I don't disclose affiliations here, that's the beauty of HN. I get to keep my anonymity to explore.

A start-up that replaces the symbolic engages with specifics in signals in the record (animals, entoptics, onomatopoeia, calendrical signs, action-syntax externals, cinematic action-glyphs) and figures out what representations veer referential and offers concatenation.

The idea that language refutes itself is as old as the pre-socratics. I won't go into the detailed history here, but there are 1000s of reference for this statement. I'll use Cassirer's, which is pretty succinct.

..at some point a direct contact must occur between knowledge and reality. If we succeed in freeing ourselves from all these interpretations – if we above all succeed in removing the veil of words, which conceals the true essence of things, then at one stroke we shall find ourselves face to face with the original perceptions..
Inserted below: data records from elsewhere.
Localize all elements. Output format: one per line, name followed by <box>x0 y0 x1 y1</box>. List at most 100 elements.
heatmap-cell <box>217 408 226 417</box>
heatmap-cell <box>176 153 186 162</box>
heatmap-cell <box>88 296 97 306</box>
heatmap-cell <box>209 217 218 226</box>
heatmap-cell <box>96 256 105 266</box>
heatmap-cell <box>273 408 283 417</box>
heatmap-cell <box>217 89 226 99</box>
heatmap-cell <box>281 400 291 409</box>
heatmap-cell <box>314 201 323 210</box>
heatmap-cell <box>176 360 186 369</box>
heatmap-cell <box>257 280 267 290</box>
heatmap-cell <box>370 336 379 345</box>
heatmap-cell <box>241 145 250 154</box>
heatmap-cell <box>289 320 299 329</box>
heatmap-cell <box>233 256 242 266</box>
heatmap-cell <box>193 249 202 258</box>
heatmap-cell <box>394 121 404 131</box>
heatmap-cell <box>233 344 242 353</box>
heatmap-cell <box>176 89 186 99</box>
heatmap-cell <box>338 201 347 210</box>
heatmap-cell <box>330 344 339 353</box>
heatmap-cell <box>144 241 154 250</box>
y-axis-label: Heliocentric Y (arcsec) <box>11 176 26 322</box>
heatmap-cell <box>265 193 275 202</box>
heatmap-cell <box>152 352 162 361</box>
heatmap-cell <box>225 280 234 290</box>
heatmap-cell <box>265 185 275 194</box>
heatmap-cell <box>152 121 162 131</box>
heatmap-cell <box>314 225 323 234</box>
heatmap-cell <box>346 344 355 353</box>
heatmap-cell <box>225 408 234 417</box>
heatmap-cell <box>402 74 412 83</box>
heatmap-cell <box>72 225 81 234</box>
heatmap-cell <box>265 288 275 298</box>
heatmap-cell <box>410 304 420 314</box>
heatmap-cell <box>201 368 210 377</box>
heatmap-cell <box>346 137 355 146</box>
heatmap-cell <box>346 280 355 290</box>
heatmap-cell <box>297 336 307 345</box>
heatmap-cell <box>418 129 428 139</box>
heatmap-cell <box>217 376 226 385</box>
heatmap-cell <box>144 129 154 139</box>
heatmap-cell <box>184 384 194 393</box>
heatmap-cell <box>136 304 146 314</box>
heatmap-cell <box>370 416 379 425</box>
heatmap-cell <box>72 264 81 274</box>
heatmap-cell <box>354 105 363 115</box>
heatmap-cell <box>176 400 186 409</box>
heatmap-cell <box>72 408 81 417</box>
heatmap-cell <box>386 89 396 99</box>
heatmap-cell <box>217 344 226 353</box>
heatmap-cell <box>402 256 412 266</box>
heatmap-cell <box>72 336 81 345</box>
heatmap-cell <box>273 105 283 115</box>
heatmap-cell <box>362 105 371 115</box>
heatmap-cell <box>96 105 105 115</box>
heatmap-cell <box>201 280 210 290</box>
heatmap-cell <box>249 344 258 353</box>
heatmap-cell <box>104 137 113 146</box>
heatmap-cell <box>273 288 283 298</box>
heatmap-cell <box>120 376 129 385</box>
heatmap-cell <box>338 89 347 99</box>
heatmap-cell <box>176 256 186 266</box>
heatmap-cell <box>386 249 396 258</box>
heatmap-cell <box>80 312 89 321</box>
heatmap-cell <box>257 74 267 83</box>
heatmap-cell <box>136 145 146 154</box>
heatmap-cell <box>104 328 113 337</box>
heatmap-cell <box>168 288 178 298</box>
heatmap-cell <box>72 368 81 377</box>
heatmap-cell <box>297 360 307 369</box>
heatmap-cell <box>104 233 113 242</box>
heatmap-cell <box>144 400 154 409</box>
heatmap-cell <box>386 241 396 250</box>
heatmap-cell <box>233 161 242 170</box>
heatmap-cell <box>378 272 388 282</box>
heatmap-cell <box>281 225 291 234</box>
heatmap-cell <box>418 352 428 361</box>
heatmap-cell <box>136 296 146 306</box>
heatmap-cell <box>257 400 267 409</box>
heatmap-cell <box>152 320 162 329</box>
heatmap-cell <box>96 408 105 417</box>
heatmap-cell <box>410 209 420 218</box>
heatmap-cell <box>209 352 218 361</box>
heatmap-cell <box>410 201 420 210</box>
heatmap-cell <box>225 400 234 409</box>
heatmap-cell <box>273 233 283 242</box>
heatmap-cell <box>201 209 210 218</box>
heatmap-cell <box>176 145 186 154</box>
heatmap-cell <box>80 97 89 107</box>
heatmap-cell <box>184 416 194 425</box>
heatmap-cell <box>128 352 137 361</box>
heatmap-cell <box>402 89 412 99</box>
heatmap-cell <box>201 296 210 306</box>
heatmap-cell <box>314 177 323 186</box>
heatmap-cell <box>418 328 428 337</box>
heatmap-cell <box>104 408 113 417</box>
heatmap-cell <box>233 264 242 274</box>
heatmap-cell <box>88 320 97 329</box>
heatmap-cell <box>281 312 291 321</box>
Ernst Cassirer The Philosophy of Symbolic Forms

Freeing ourselves from the veil of words is theoretically equivalent to language's ultimate function is to refute itself.

CS is computer science.

btw it's clear the drive to encapsulate in plain English was and is the achilles heel to CS, coders are forced to finger point using characterizations of "word salad" at scientifically complex theories and analytic ideas.